Update 2

HG INSIGHTS

Team Members: Atherv Gole, Cristian Razo, Eric Cha, Natasha Leodjaja, Qimin Tao
Sponsor: Rob Fox
Mentor: Leron Reznikov

Overview

Given HG Insights’ proprietary signal data on current technology usage across the companies that they track, our goal is to see if we can create models with predictive power that can use previous and current adoption/usage data to recommend future technologies and products that companies might purchase. The data that we are using to do this includes two main sets; one time series dataset that includes every occurrence of a technology that is observed by HG Insights, and the second consolidates this data by company and product, with the time series portion being condensed into first and the latest occurrences of the product signal.

Progress

After the exploratory efforts that we covered in our last update, the past few weeks, our focus has been on creating and finalizing reproducible processes for data cleaning and organization.

One of the obstacles we’ve dealt with has been the handling of categorical variables. In the dataset provided to us, 6 of the variables that we considered informative were categorical, one of them being a delimited list of unique attributes. The best solution we felt was to one-hot encode the categorical variables and retain as much information as possible. However, in encoding multiple columns, the resulting dataset contained 100-200 columns depending on which columns we retained/encoded.

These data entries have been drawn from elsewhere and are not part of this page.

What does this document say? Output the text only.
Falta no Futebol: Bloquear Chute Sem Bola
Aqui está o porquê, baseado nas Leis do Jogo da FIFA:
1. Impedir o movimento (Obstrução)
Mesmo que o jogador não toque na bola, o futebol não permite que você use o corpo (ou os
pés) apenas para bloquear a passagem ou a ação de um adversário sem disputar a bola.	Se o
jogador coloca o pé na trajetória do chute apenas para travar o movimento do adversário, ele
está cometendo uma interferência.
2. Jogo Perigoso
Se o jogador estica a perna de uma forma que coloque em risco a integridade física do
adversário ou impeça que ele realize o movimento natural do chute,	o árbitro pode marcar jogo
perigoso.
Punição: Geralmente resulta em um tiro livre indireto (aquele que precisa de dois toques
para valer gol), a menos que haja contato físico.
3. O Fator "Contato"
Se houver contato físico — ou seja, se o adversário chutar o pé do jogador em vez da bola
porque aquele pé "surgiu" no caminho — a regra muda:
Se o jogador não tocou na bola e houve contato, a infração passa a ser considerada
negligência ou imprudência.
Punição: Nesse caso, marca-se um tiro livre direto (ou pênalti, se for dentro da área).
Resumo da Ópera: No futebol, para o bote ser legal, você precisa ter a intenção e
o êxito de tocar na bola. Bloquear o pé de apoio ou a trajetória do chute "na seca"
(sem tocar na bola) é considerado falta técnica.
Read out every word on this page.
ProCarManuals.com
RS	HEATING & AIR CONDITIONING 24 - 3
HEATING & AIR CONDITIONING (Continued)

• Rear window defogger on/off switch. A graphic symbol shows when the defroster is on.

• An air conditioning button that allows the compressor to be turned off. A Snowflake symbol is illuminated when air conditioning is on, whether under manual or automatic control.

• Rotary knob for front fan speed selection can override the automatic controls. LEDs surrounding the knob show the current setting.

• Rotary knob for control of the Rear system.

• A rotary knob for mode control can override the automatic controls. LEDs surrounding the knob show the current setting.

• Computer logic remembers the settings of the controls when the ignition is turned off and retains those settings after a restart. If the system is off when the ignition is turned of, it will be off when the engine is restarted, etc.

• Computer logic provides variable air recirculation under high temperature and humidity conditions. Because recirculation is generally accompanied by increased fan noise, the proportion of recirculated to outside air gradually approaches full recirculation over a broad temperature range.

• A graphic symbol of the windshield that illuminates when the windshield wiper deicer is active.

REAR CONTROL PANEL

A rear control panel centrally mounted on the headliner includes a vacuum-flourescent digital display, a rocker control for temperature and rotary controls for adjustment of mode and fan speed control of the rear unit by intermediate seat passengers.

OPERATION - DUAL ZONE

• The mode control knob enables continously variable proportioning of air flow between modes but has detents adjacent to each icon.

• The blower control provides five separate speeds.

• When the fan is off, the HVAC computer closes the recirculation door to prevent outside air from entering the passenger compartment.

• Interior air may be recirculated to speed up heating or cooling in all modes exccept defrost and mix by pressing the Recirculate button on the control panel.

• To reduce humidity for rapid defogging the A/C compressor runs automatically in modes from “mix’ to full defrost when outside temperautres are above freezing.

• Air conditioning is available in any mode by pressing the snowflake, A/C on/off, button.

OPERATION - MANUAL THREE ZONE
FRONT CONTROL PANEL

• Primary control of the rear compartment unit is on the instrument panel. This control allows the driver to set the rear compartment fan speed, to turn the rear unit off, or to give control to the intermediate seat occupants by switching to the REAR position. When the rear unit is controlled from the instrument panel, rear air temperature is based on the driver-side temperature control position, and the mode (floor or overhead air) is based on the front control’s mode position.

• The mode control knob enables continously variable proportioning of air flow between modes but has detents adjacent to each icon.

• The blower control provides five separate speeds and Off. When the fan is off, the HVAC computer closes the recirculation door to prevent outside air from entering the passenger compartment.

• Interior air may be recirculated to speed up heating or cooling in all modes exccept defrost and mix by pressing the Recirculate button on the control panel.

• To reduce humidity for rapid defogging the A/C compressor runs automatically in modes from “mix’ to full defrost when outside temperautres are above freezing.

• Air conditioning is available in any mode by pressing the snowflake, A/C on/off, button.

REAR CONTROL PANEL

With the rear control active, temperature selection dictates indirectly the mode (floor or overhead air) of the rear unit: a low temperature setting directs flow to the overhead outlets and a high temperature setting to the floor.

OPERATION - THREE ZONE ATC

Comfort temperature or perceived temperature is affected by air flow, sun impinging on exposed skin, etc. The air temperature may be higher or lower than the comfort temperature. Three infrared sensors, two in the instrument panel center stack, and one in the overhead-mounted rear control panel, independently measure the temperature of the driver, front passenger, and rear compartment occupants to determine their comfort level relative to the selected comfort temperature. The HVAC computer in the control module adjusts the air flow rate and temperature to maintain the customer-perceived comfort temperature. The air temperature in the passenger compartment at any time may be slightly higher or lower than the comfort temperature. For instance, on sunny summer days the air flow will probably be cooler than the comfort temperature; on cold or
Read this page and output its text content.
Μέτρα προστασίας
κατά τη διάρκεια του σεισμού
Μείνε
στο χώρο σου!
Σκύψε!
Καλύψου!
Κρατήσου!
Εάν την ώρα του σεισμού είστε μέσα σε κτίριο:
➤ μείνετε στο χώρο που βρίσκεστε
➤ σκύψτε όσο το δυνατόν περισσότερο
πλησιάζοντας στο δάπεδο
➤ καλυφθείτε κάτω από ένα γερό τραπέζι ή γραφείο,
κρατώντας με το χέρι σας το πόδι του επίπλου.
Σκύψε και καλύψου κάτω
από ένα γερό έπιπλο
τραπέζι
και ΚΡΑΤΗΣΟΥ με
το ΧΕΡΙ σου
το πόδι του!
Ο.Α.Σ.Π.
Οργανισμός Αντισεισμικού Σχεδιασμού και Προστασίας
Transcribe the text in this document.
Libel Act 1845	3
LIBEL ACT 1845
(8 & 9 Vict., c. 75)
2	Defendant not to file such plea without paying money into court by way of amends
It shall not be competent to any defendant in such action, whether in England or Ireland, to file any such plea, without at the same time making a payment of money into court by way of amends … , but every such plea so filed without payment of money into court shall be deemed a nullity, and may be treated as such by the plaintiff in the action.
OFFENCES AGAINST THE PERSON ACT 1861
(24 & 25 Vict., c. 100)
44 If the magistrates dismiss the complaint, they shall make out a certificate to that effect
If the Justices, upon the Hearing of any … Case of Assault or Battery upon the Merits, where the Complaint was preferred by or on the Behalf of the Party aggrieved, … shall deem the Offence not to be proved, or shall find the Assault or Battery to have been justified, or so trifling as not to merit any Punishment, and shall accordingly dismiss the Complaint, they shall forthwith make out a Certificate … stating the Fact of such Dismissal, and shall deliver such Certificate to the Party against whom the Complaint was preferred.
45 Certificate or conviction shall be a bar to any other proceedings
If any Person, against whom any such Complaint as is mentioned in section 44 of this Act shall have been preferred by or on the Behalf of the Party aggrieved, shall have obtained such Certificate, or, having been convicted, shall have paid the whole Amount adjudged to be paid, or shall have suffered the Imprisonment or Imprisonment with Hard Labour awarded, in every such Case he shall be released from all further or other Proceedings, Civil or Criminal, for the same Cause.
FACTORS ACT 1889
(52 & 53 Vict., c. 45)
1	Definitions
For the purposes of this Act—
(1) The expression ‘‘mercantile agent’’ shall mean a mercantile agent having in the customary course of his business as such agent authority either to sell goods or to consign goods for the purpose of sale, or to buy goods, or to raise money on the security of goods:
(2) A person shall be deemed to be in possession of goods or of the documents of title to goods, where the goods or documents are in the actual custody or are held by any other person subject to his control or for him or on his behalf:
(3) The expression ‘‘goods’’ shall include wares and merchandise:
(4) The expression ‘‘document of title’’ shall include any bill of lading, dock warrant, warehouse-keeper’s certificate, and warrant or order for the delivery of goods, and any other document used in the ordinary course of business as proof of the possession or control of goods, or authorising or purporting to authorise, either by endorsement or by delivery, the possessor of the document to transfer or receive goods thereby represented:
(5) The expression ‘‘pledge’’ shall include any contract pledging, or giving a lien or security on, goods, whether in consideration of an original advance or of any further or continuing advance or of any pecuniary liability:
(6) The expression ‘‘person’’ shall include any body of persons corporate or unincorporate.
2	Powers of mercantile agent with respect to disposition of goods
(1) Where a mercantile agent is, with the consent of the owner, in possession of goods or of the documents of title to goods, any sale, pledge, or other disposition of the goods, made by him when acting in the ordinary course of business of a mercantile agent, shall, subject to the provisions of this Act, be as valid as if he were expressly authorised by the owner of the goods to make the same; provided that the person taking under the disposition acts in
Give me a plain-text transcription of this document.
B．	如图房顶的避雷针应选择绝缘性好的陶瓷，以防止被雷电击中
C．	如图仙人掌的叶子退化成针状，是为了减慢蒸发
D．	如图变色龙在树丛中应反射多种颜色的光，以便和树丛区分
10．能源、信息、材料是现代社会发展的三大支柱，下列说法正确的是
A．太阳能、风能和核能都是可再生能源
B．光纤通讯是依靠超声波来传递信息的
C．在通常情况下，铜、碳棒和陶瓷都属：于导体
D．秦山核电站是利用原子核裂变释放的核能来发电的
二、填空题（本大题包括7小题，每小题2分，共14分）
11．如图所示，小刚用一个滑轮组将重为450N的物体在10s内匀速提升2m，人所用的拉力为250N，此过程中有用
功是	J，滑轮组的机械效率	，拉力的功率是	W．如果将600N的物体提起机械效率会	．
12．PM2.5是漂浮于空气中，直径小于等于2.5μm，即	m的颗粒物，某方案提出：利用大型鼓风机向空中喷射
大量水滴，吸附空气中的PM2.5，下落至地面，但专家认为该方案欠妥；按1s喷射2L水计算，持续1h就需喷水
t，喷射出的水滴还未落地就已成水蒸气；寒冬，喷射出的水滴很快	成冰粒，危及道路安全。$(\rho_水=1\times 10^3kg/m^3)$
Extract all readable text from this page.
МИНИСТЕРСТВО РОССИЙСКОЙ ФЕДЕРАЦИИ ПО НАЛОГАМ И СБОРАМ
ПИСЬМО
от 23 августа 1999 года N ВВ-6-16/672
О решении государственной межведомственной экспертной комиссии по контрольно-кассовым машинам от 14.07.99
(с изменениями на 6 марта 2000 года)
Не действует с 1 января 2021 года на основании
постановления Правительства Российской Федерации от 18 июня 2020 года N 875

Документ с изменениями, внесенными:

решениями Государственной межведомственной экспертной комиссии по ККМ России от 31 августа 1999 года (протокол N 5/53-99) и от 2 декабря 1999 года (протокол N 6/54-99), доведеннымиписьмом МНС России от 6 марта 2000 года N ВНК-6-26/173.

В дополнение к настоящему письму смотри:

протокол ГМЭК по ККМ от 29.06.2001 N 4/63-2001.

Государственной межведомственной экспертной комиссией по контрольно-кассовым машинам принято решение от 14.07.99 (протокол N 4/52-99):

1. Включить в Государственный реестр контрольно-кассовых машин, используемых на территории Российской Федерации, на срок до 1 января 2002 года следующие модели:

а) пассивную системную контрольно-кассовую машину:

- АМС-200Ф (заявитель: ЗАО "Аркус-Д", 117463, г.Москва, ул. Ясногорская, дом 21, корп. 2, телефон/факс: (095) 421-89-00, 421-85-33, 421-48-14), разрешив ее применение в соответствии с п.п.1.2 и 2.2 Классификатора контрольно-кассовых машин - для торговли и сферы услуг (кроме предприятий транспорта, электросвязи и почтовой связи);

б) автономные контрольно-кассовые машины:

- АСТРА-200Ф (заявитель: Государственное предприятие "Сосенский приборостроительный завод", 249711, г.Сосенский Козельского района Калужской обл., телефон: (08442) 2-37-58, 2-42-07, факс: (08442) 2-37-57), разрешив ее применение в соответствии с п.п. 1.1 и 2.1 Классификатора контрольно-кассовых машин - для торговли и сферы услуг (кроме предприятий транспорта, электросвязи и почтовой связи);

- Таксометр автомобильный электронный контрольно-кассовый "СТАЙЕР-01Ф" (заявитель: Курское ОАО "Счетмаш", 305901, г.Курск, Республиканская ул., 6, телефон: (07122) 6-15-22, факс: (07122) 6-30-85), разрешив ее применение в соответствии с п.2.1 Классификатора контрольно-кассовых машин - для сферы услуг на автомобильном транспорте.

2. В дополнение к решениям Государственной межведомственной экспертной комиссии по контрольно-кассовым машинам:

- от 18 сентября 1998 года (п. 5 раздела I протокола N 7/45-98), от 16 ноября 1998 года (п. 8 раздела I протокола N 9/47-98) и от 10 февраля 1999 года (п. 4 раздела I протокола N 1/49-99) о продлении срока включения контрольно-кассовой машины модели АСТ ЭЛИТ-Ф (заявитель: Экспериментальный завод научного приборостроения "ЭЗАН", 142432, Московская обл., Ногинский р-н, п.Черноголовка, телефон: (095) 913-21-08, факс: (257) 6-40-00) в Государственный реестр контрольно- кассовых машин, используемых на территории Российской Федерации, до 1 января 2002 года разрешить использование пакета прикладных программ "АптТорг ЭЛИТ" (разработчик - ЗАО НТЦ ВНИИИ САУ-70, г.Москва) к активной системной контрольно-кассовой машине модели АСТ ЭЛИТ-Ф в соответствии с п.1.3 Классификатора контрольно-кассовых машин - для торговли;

To handle this overhead of columns, we tested a few dimension and cardinality reduction methods. One prominent one, detailed in this Towards Data Science post, involves reducing cardinality with cumulative categorization. This method allows a threshold to be set, and will retain unique values in a categorical column with the highest frequencies totalling in that threshold. Any values beyond that point will be categorized in an Other category. For example, if a column ‘Color’ held values with frequency as follows: Green: 5, Red: 3, Yellow: 1, Purple: 2. With cumulative categorization with a threshold of 0.8 or 80%, The column would be transformed into the following values with frequencies: Green: 5, Red: 3, Other: 3. This reduces cardinality by 25%, and once one-hot encoded, this would reduce the resulting dataset by 1 column.

We focused on visualizing and performing statistics on the data to further understand it, and by transforming the time data, we can clearly see the flow of product changes through history.

On the corporate side, we found that the vast majority of the data comes from US companies. Also, the correlation coefficient between company revenue and number of employees is 0.844 instead of 1. This indicates that some companies generate higher revenue with fewer employees, but some companies generate lower revenue with more employees. We also found that about 20% of the companies used almost 80% of the products, which is very much in line with the Pareto principle. Finally, we wanted to observe whether there was overlap in the same category of products in each company, and choosing verizon to observe, we found that there was overlap in the same category of products, but also that there were iterative updates to their products. Of course, because this is a large company, the number of products used is very large, and it is normal to see overlap.

Figure 1. The number of companies in different countries.

Second, consider it in terms of time. We first divided the time interval into one month so that we could describe the data in more detail. We found that the first, second and third ranked products for each month have changed in the last 20 years. In the beginning decade, Database Management Software and Operating Systems & Computing Languages were the first and second products, and in the latter decade, Application Development & Management gradually increased, and even surpassed Database Management Software and Operating Systems & Computing Languages in the last few years.

Figure 2. The number of common product categories over time.

Third, we plotted heatmaps on important variables that have some correlation coefficients with time for these features, but almost none between features.

Next Steps

Our next steps after formalizing our data sanitization process are to move into predictive modeling to test out the relationships between the data and our outcomes. Our goal is to create a recommendation system that will allow us to feed company information into the model, and return products that the specific company might adopt next. In order to do this, we are looking into different types of recommendation systems, as well as handling of categorical variables. We’re looking to model our system after similar recommendation processes with scoring such as the popular Netflix recommendation model.